Recent Progress on Toroidal Nonneutral Plasmas Confined on Heliotron Magnetic Surfaces

Firstly, non-constant space potential phi(s) and electron density n(e) on magnetic surfaces of helical nonneutral plasmas are observed in CHS experiments. The variation of phi(s) has grown with increasing electron injection energy, implying that thermal effects are important when considering the force balance along magnetic Field lines. These observations confirm the existence of plasma equilibrium having non-constant phi(s) and n(e) on magnetic surfaces of helical nonneutral plasmas. Secondly, outward orbits that extend to inward part of closed helical vacuum magnetic region are found in three dimensional calculations which take into account two experimental findings. The pitch angle of electron injected into the stochastic magnetic region is scattered considerably due to the presence of shifted self space potential phi(s).

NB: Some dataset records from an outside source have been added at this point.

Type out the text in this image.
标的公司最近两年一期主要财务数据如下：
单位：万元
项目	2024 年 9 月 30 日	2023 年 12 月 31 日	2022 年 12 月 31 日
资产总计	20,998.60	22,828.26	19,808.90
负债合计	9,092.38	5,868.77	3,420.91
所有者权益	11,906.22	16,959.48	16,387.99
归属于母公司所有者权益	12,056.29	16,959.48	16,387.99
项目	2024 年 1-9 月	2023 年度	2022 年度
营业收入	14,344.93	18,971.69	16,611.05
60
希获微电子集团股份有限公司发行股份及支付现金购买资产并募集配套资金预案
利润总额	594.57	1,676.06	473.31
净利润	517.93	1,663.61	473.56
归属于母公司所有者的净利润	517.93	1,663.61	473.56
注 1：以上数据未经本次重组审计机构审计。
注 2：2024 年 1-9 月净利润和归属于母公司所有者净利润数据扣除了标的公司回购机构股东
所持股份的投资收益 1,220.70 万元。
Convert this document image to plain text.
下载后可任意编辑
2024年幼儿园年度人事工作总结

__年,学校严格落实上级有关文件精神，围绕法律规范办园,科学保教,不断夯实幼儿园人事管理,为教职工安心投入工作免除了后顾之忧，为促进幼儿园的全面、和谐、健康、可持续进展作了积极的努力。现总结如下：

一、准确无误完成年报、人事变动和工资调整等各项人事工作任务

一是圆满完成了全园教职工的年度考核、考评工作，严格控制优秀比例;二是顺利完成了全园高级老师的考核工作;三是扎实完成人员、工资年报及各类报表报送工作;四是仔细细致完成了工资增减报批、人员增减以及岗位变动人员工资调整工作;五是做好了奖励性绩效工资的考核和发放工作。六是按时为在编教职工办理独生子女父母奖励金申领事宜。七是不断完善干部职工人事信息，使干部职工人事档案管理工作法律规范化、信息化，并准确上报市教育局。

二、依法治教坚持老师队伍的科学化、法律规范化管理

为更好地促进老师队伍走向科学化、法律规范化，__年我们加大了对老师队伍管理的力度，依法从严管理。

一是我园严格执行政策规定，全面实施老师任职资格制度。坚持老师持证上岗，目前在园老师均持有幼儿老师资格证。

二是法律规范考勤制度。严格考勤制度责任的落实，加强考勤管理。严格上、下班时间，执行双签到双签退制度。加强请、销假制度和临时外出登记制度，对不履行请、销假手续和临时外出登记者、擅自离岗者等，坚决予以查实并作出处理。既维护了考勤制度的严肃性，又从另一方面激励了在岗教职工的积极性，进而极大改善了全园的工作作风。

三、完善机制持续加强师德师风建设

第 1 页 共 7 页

Eventually, the injected electron turns to be a helically trapped particle, and start an inward movement along one of the vertical bar B-min vertical bar contours. Once penetrating deeply, the electron can never escape from the last closed flux surface because the negative phi(s) acts as a potential barrier. Thirdly, first data obtained from toroidal nonneutral plasmas confined on the quasi-poloidally symmetric magnetic surfaces having a helical-axis is described. It shows that externally produced plasmas are successfully observed, and moreover, the non-constant phi(s) and n(e) of helical nonneutral plasmas are ensured in the Heliotron J experiments, as well.